I am not religious, but I love Gospel music. It’s funny, I find religion interesting, I just don’t have any religious feeling. The only time I come close to understanding what people get out of religion is when I’m listening to Gospel. I’ve always wanted to attend a black church just to listen to the music. I never do it, though. I’m sure they would be friendly and welcoming. I just feel like I would be misleading them to go without any intention of listening to their message or believing in any of their doctrines. So, I get my Gospel fix through records.

My collection includes forty-three pieces. I feel like I’ve missed some, but forty-three is what I found. There’s not a bad one in the group. That has to be some combination of luck and conservatism in my choices. Luck is just because in most types of music, I run into established classics that I don’t like. That hasn’t happened with Gospel. Conservatism just comes down to the way I select my Gospel recordings. I always have a reason for my purchases. I’ve never picked a random title because I liked the cover or anything like that. It’s also the only part of my collection where I don’t have any freebies.

My Gospel collection can really be split in two. I have a group of classics and a group of Sacred Steel.

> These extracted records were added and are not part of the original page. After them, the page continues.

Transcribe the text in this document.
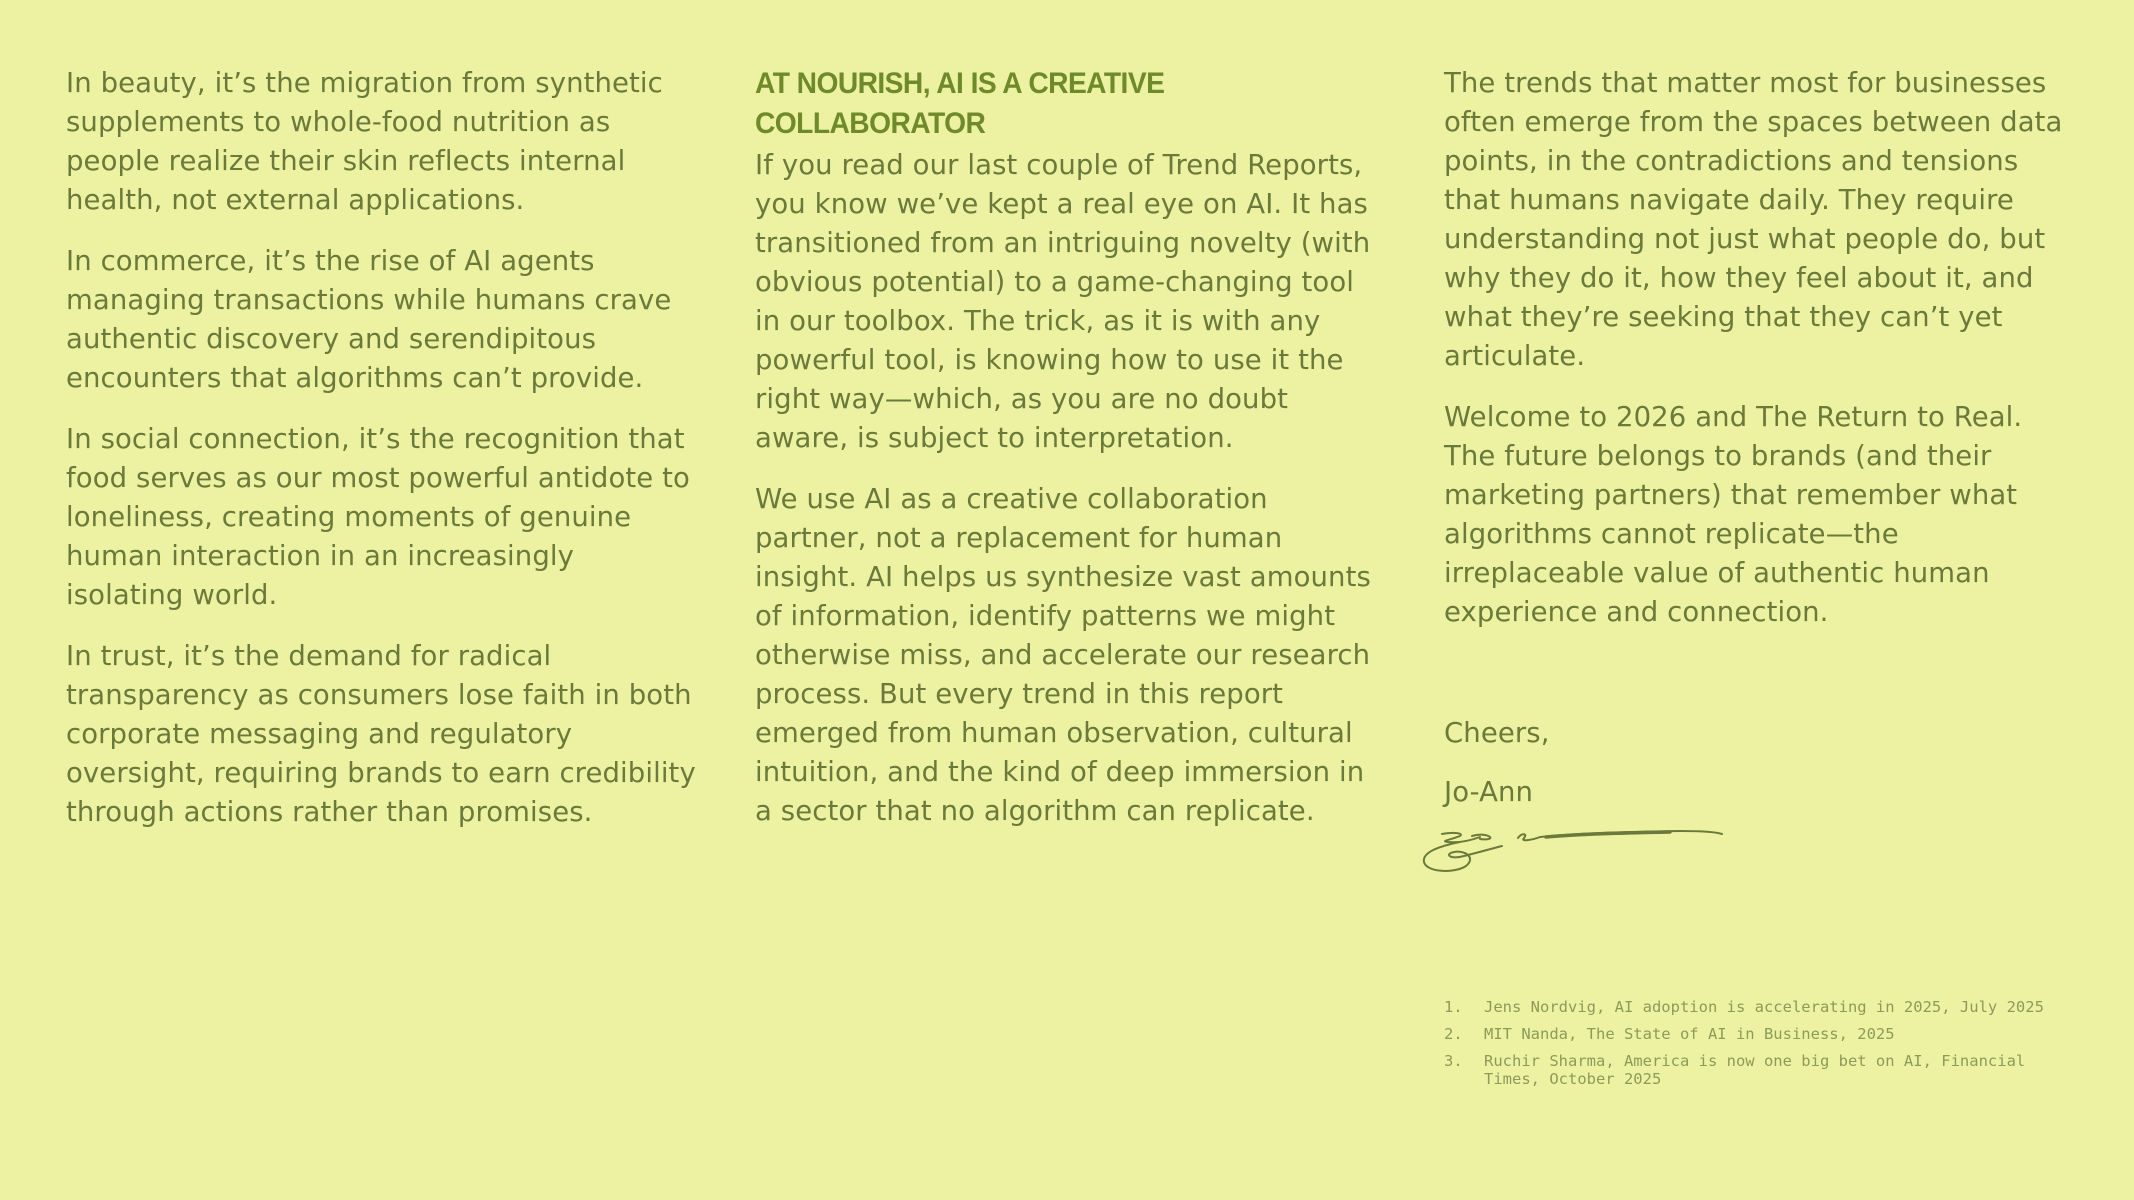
In beauty, it’s the migration from synthetic supplements to whole-food nutrition as people realize their skin reflects internal health, not external applications.

In commerce, it’s the rise of AI agents managing transactions while humans crave authentic discovery and serendipitous encounters that algorithms can’t provide.

In social connection, it’s the recognition that food serves as our most powerful antidote to loneliness, creating moments of genuine human interaction in an increasingly isolating world.

In trust, it’s the demand for radical transparency as consumers lose faith in both corporate messaging and regulatory oversight, requiring brands to earn credibility through actions rather than promises.

AT NOURISH, AI IS A CREATIVE COLLABORATOR

If you read our last couple of Trend Reports, you know we’ve kept a real eye on AI. It has transitioned from an intriguing novelty (with obvious potential) to a game-changing tool in our toolbox. The trick, as it is with any powerful tool, is knowing how to use it the right way—which, as you are no doubt aware, is subject to interpretation.

We use AI as a creative collaboration partner, not a replacement for human insight. AI helps us synthesize vast amounts of information, identify patterns we might otherwise miss, and accelerate our research process. But every trend in this report emerged from human observation, cultural intuition, and the kind of deep immersion in a sector that no algorithm can replicate.

The trends that matter most for businesses often emerge from the spaces between data points, in the contradictions and tensions that humans navigate daily. They require understanding not just what people do, but why they do it, how they feel about it, and what they’re seeking that they can’t yet articulate.

Welcome to 2026 and The Return to Real. The future belongs to brands (and their marketing partners) that remember what algorithms cannot replicate—the irreplaceable value of authentic human experience and connection.

Cheers,

Jo-Ann

1.	Jens Nordvig, AI adoption is accelerating in 2025, July 2025
2.	MIT Nanda, The State of AI in Business, 2025
3.	Ruchir Sharma, America is now one big bet on AI, Financial Times, October 2025
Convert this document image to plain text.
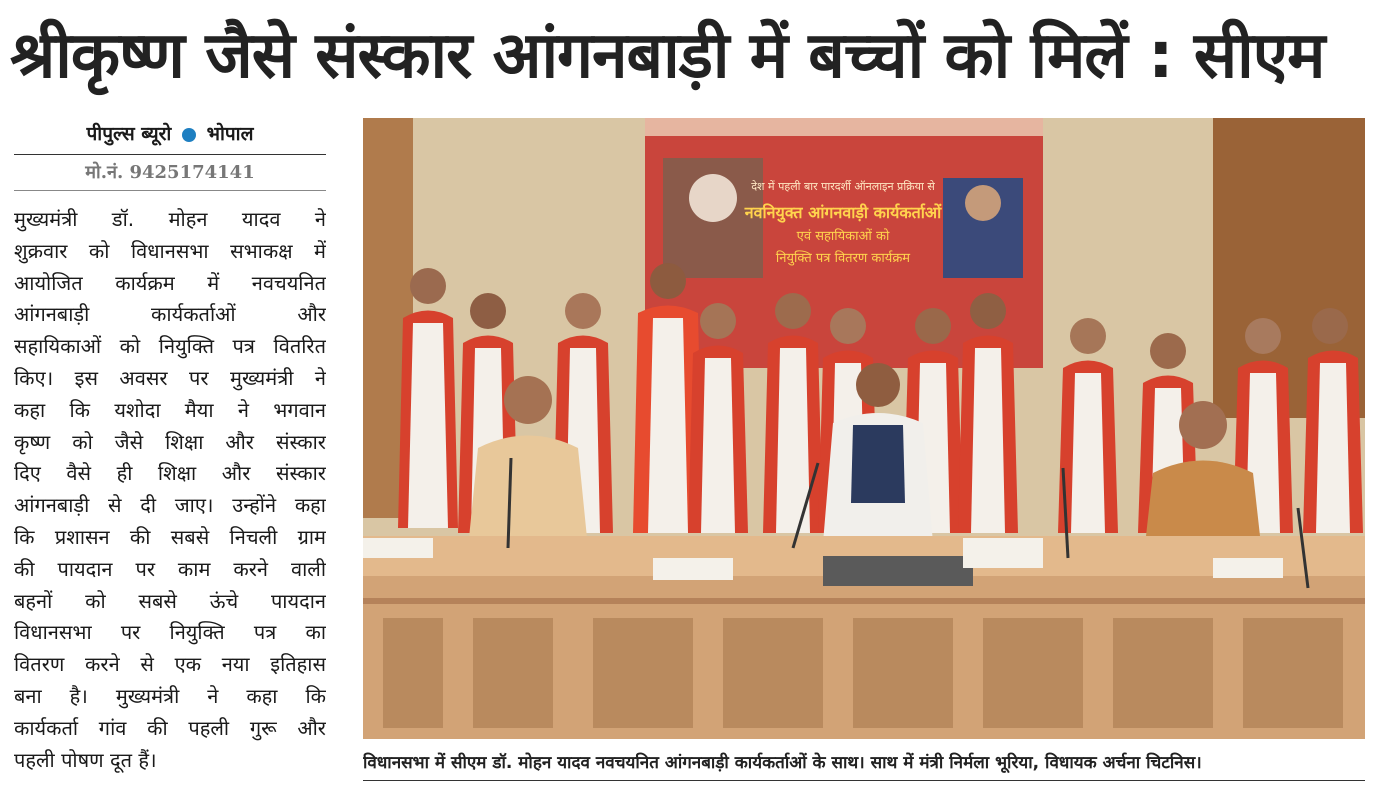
श्रीकृष्ण जैसे संस्कार आंगनबाड़ी में बच्चों को मिलें : सीएम
पीपुल्स ब्यूरो भोपाल
मो.नं. 9425174141
मुख्यमंत्री डॉ. मोहन यादव ने
शुक्रवार को विधानसभा सभाकक्ष में
आयोजित कार्यक्रम में नवचयनित
आंगनबाड़ी कार्यकर्ताओं और
सहायिकाओं को नियुक्ति पत्र वितरित
किए। इस अवसर पर मुख्यमंत्री ने
कहा कि यशोदा मैया ने भगवान
कृष्ण को जैसे शिक्षा और संस्कार
दिए वैसे ही शिक्षा और संस्कार
आंगनबाड़ी से दी जाए। उन्होंने कहा
कि प्रशासन की सबसे निचली ग्राम
की पायदान पर काम करने वाली
बहनों को सबसे ऊंचे पायदान
विधानसभा पर नियुक्ति पत्र का
वितरण करने से एक नया इतिहास
बना है। मुख्यमंत्री ने कहा कि
कार्यकर्ता गांव की पहली गुरू और
पहली पोषण दूत हैं।
देश में पहली बार पारदर्शी ऑनलाइन प्रक्रिया से
नवनियुक्त आंगनवाड़ी कार्यकर्ताओं
एवं सहायिकाओं को
नियुक्ति पत्र वितरण कार्यक्रम
विधानसभा में सीएम डॉ. मोहन यादव नवचयनित आंगनबाड़ी कार्यकर्ताओं के साथ। साथ में मंत्री निर्मला भूरिया, विधायक अर्चना चिटनिस।
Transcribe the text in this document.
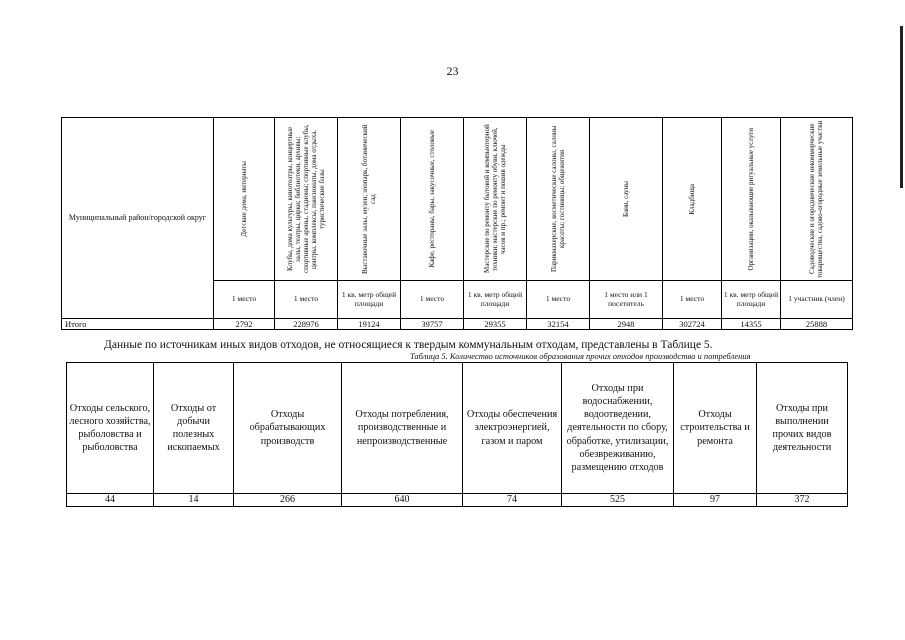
23
Муниципальный район/городской округ	Детские дома, интернаты	Клубы, дома культуры, кинотеатры, концертные залы, театры, цирки; библиотеки, архивы; спортивные арены, стадионы; спортивные клубы, центры, комплексы, пансионаты, дома отдыха, туристические базы	Выставочные залы, музеи; зоопарк, ботанический сад	Кафе, рестораны, бары, закусочные, столовые	Мастерские по ремонту бытовой и компьютерной техники; мастерские по ремонту обуви, ключей, часов и пр.; ремонт и пошив одежды	Парикмахерские, косметические салоны, салоны красоты; гостиницы; общежития	Бани, сауны	Кладбища	Организации, оказывающие ритуальные услуги	Садоводческие и огороднические некоммерческие товарищества, садово-огородные земельные участки

	1 место	1 место	1 кв. метр общей площади	1 место	1 кв. метр общей площади	1 место	1 место или 1 посетитель	1 место	1 кв. метр общей площади	1 участник (член)
Итого	2792	228976	19124	39757	29355	32154	2948	302724	14355	25888
Данные по источникам иных видов отходов, не относящиеся к твердым коммунальным отходам, представлены в Таблице 5.
Таблица 5. Количество источников образования прочих отходов производства и потребления
Отходы сельского, лесного хозяйства, рыболовства и рыболовства	Отходы от добычи полезных ископаемых	Отходы обрабатывающих производств	Отходы потребления, производственные и непроизводственные	Отходы обеспечения электроэнергией, газом и паром	Отходы при водоснабжении, водоотведении, деятельности по сбору, обработке, утилизации, обезвреживанию, размещению отходов	Отходы строительства и ремонта	Отходы при выполнении прочих видов деятельности
44	14	266	640	74	525	97	372
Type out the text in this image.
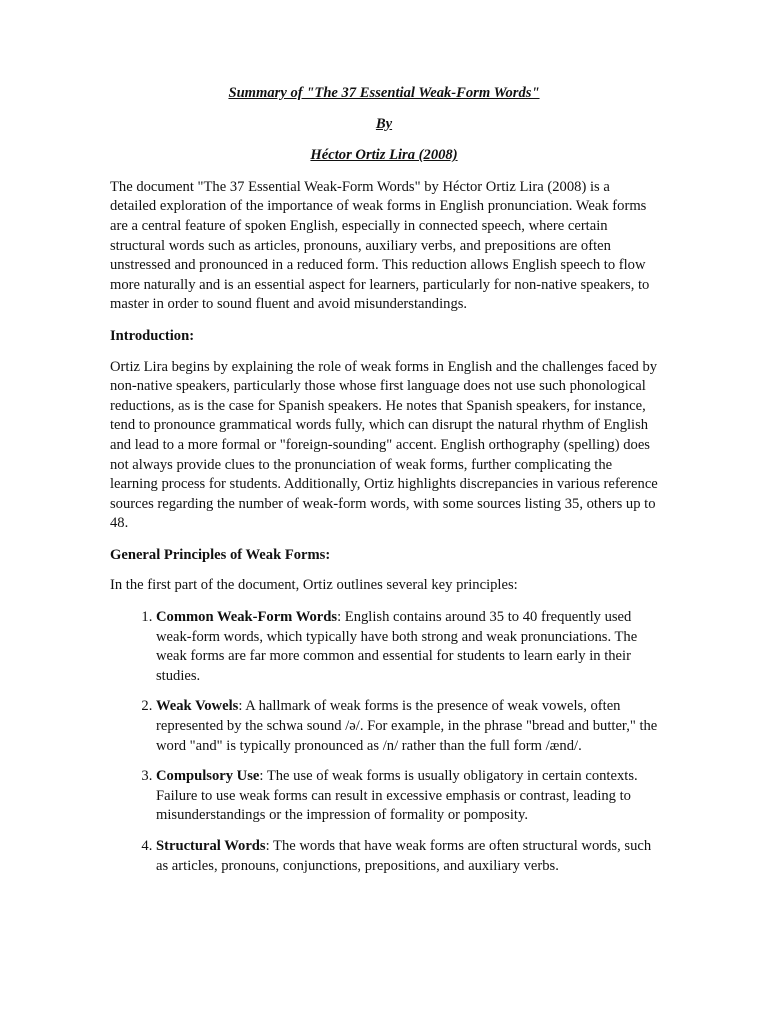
Summary of "The 37 Essential Weak-Form Words"

By

Héctor Ortiz Lira (2008)

The document "The 37 Essential Weak-Form Words" by Héctor Ortiz Lira (2008) is a detailed exploration of the importance of weak forms in English pronunciation. Weak forms are a central feature of spoken English, especially in connected speech, where certain structural words such as articles, pronouns, auxiliary verbs, and prepositions are often unstressed and pronounced in a reduced form. This reduction allows English speech to flow more naturally and is an essential aspect for learners, particularly for non-native speakers, to master in order to sound fluent and avoid misunderstandings.

Introduction:

Ortiz Lira begins by explaining the role of weak forms in English and the challenges faced by non-native speakers, particularly those whose first language does not use such phonological reductions, as is the case for Spanish speakers. He notes that Spanish speakers, for instance, tend to pronounce grammatical words fully, which can disrupt the natural rhythm of English and lead to a more formal or "foreign-sounding" accent. English orthography (spelling) does not always provide clues to the pronunciation of weak forms, further complicating the learning process for students. Additionally, Ortiz highlights discrepancies in various reference sources regarding the number of weak-form words, with some sources listing 35, others up to 48.

General Principles of Weak Forms:

In the first part of the document, Ortiz outlines several key principles:

1. Common Weak-Form Words: English contains around 35 to 40 frequently used weak-form words, which typically have both strong and weak pronunciations. The weak forms are far more common and essential for students to learn early in their studies.
2. Weak Vowels: A hallmark of weak forms is the presence of weak vowels, often represented by the schwa sound /ə/. For example, in the phrase "bread and butter," the word "and" is typically pronounced as /n/ rather than the full form /ænd/.
3. Compulsory Use: The use of weak forms is usually obligatory in certain contexts. Failure to use weak forms can result in excessive emphasis or contrast, leading to misunderstandings or the impression of formality or pomposity.
4. Structural Words: The words that have weak forms are often structural words, such as articles, pronouns, conjunctions, prepositions, and auxiliary verbs.
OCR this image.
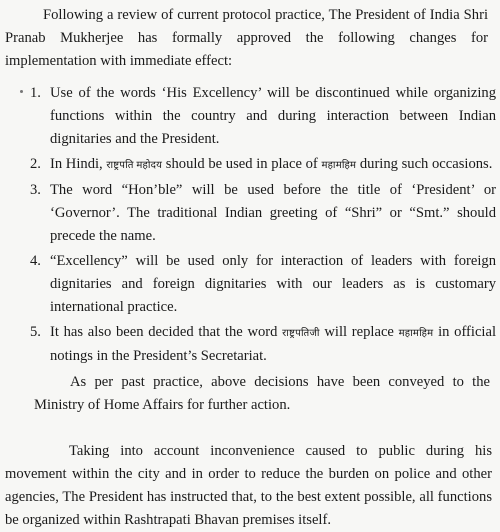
Following a review of current protocol practice, The President of India Shri Pranab Mukherjee has formally approved the following changes for implementation with immediate effect:

1. Use of the words ‘His Excellency’ will be discontinued while organizing functions within the country and during interaction between Indian dignitaries and the President.
2. In Hindi, राष्ट्रपति महोदय should be used in place of महामहिम during such occasions.
3. The word “Hon’ble” will be used before the title of ‘President’ or ‘Governor’. The traditional Indian greeting of “Shri” or “Smt.” should precede the name.
4. “Excellency” will be used only for interaction of leaders with foreign dignitaries and foreign dignitaries with our leaders as is customary international practice.
5. It has also been decided that the word राष्ट्रपतिजी will replace महामहिम in official notings in the President’s Secretariat.

As per past practice, above decisions have been conveyed to the Ministry of Home Affairs for further action.

Taking into account inconvenience caused to public during his movement within the city and in order to reduce the burden on police and other agencies, The President has instructed that, to the best extent possible, all functions be organized within Rashtrapati Bhavan premises itself.
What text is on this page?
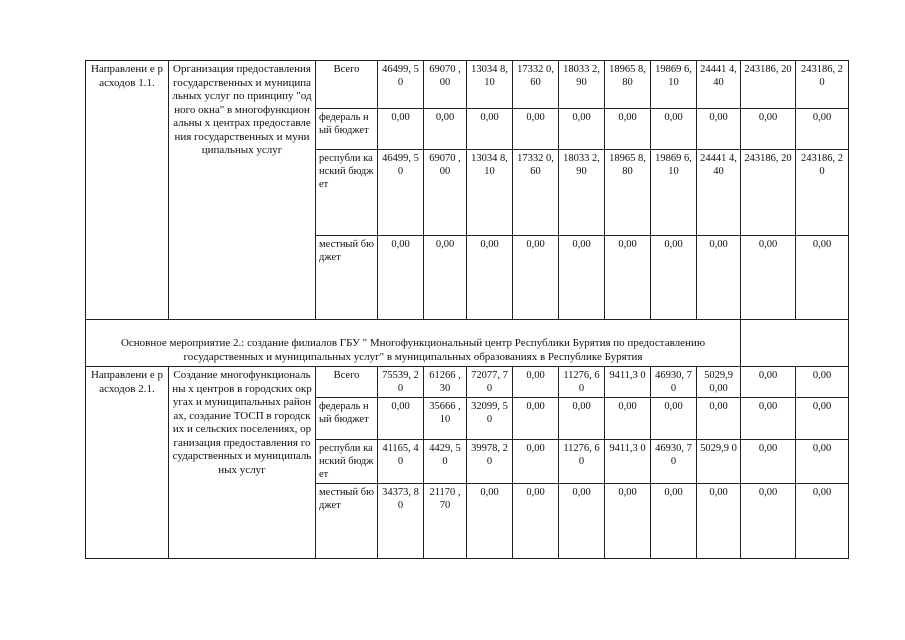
Направлени е расходов 1.1.	Организация предоставления государственных и муниципальных услуг по принципу "одного окна" в многофункциональны х центрах предоставления государственных и муниципальных услуг	Всего	46499, 50	69070 ,00	13034 8,10	17332 0,60	18033 2,90	18965 8,80	19869 6,10	24441 4,40	243186, 20	243186, 20
		федераль ный бюджет	0,00	0,00	0,00	0,00	0,00	0,00	0,00	0,00	0,00	0,00
		республи канский бюджет	46499, 50	69070 ,00	13034 8,10	17332 0,60	18033 2,90	18965 8,80	19869 6,10	24441 4,40	243186, 20	243186, 20
		местный бюджет	0,00	0,00	0,00	0,00	0,00	0,00	0,00	0,00	0,00	0,00
Основное мероприятие 2.: создание филиалов ГБУ " Многофункциональный центр Республики Бурятия по предоставлению государственных и муниципальных услуг" в муниципальных образованиях в Республике Бурятия												
Направлени е расходов 2.1.	Создание многофункциональны х центров в городских округах и муниципальных районах, создание ТОСП в городских и сельских поселениях, организация предоставления государственных и муниципальных услуг	Всего	75539, 20	61266 ,30	72077, 70	0,00	11276, 60	9411,3 0	46930, 70	5029,9 0,00	0,00	0,00
		федераль ный бюджет	0,00	35666 ,10	32099, 50	0,00	0,00	0,00	0,00	0,00	0,00	0,00
		республи канский бюджет	41165, 40	4429, 50	39978, 20	0,00	11276, 60	9411,3 0	46930, 70	5029,9 0	0,00	0,00
		местный бюджет	34373, 80	21170 ,70	0,00	0,00	0,00	0,00	0,00	0,00	0,00	0,00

The classics are things like Mahalia Jackson, Rosetta Tharpe, the Soul Stirrers and the Dixie Hummingbirds. I really don’t see how a human being with functional ears can not like these. They are that good.

Sacred Steel is almost as good as the classics. It’s something that Arhoolie Records started putting out in the late nineties. I read a review back then, I think in a blues magazine, of this new Gospel music. It came from a few churches that couldn’t afford organs or pianos for their music. So, they bought steel guitars instead. I like steel guitars, so I gave it a shot and fell in love with it. In a lot of ways, it is like traditional Gospel music. But the steel guitars don’t just act as accompaniment. They are lead voices, too, and often just as gritty and ecstatic as the singers. Robert Randolph is the most famous musician to come out of the Sacred Steel tradition. If you don’t know it, it is absolutely worth your time.

Gospel certainly isn’t one of the biggest parts of my collection, but I had a lot of fun going through it. It seems that most of the Gospel artists could have made it in more popular genres from Blues to R&B to Rock & Pop. They stayed in Gospel because, for them, it’s a calling. As a result, there’s just so much passion in the music. It’s truly wonderful.